Eskandari M K, Kalff J C, Billiar T R, Lee K K, Bauer A J
Division of Gastroenterology, Departments of Surgery and Medicine, University of Pittsburgh Medical School, Pittsburgh, Pennsylvania 15261, USA.
Am J Physiol. 1999 Aug;277(2):G478-86. doi: 10.1152/ajpgi.1999.277.2.G478.

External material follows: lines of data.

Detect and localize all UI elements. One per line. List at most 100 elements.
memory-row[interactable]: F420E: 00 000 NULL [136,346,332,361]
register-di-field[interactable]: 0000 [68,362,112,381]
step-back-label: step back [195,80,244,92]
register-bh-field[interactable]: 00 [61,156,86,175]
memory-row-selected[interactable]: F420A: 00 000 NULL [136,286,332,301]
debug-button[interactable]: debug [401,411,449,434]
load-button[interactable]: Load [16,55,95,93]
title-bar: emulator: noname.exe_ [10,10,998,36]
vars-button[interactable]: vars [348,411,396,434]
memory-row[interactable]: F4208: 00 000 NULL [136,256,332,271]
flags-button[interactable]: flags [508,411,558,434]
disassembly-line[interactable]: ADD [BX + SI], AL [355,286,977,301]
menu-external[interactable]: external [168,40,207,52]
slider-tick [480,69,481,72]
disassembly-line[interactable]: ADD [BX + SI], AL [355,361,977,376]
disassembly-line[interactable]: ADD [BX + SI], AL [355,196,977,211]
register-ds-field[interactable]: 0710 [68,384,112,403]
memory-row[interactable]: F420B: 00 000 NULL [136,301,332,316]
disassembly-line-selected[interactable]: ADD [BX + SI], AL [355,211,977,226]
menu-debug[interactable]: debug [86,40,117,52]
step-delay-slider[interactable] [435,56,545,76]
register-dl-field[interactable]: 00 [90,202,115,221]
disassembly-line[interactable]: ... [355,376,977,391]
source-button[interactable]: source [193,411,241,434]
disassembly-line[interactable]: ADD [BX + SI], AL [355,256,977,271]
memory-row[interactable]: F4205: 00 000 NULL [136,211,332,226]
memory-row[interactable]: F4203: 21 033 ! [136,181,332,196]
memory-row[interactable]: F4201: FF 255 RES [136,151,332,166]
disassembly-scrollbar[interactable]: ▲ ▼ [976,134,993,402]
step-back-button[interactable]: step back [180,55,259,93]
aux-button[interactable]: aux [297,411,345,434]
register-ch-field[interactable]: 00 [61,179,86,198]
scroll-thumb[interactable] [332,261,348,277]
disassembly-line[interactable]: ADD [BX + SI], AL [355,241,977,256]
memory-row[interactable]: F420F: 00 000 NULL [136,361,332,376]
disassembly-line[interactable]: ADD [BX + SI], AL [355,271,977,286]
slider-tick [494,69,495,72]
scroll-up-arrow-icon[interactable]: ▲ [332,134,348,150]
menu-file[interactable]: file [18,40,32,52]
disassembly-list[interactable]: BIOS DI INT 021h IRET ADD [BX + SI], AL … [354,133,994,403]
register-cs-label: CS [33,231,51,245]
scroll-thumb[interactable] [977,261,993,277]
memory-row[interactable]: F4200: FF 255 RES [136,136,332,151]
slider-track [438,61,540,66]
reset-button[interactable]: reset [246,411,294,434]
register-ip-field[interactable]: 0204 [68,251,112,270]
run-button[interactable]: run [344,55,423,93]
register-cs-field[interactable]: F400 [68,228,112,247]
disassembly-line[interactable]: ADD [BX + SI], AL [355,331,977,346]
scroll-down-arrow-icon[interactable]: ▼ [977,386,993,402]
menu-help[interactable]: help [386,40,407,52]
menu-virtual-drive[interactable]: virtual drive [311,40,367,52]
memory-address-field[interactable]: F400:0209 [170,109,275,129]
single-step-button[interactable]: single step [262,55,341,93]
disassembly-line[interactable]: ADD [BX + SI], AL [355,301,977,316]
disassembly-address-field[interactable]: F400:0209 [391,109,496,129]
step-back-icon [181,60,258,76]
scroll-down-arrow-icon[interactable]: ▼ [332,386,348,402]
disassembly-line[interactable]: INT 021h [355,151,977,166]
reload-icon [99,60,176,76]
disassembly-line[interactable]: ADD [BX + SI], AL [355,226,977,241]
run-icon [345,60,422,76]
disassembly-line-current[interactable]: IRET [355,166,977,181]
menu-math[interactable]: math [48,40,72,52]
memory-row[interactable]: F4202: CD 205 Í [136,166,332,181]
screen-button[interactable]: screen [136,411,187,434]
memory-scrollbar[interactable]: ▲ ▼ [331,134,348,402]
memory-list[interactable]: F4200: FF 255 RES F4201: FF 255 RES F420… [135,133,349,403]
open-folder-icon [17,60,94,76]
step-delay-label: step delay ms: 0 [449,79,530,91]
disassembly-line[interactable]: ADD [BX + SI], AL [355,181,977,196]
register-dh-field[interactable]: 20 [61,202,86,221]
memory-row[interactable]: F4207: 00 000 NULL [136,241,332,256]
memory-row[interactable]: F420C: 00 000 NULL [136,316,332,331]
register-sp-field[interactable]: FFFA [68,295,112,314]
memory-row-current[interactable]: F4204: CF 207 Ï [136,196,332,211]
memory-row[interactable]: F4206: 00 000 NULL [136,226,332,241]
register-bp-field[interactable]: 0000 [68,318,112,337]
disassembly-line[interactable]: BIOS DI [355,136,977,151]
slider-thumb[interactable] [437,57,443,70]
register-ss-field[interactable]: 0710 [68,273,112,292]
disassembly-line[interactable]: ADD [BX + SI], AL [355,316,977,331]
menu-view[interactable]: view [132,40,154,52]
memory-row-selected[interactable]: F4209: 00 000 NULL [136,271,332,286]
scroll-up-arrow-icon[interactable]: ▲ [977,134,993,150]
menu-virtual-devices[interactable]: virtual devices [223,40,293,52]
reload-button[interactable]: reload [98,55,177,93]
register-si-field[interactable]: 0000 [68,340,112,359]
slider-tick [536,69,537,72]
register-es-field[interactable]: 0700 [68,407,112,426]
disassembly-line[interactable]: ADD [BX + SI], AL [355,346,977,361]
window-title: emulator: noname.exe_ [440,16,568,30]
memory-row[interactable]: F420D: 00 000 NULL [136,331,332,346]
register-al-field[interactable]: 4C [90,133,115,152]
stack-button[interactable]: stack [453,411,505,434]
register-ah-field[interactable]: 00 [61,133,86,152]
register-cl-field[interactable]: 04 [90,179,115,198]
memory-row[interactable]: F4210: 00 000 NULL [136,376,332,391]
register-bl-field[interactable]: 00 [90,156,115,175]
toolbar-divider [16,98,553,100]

Cellular mechanisms of sepsis-induced ileus remain an enigma. The study aim was to determine the role of nitric oxide (NO) in mediating the suppression of rat jejunal circular smooth muscle activity during endotoxemia. Isolated muscularis inducible NO synthase (iNOS) mRNA was measured by RT-PCR, immunohistochemistry was employed to localize iNOS protein, and contractile activity was measured in an organ bath. The low basal expression of muscularis iNOS mRNA expression was increased in a time-dependent fashion after lipopolysaccharide (LPS), resulting in a 20-fold increase over controls 3 h after injection. Immunohistochemistry of muscularis whole mounts and dissociated muscularis cells for iNOS revealed staining only in the muscularis macrophages 12 h after LPS. LPS caused a 68% reduction in spontaneous muscle activity 12 h after injection, which improved by 53% after the in vitro application of the selective iNOS inhibitor L-N(6)-(1-iminoethyl)lysine. Similar results were obtained in C57BL/6 mice but not in iNOS knockout mice. These data demonstrate that macrophage iNOS plays an important role in mediating LPS-induced intestinal circular muscle suppression.
脓毒症诱导性肠梗阻的细胞机制仍是一个谜。本研究旨在确定一氧化氮(NO)在内毒素血症期间介导大鼠空肠环行平滑肌活动抑制中的作用。通过逆转录聚合酶链反应(RT-PCR)检测分离的肌层诱导型一氧化氮合酶(iNOS)mRNA,采用免疫组织化学法定位iNOS蛋白,并在器官浴中测量收缩活性。脂多糖(LPS)刺激后,肌层iNOS mRNA的基础低表达呈时间依赖性增加,注射后3小时比对照组增加了20倍。LPS注射12小时后,对肌层全层和分离的肌层细胞进行iNOS免疫组织化学检测,结果显示仅在肌层巨噬细胞中有染色。LPS注射12小时后使自发肌肉活动降低68%,在体外应用选择性iNOS抑制剂L-N(6)-(1-亚氨基乙基)赖氨酸后改善了53%。在C57BL/6小鼠中获得了类似结果,但在iNOS基因敲除小鼠中未获得。这些数据表明,巨噬细胞iNOS在介导LPS诱导的肠道环行肌抑制中起重要作用。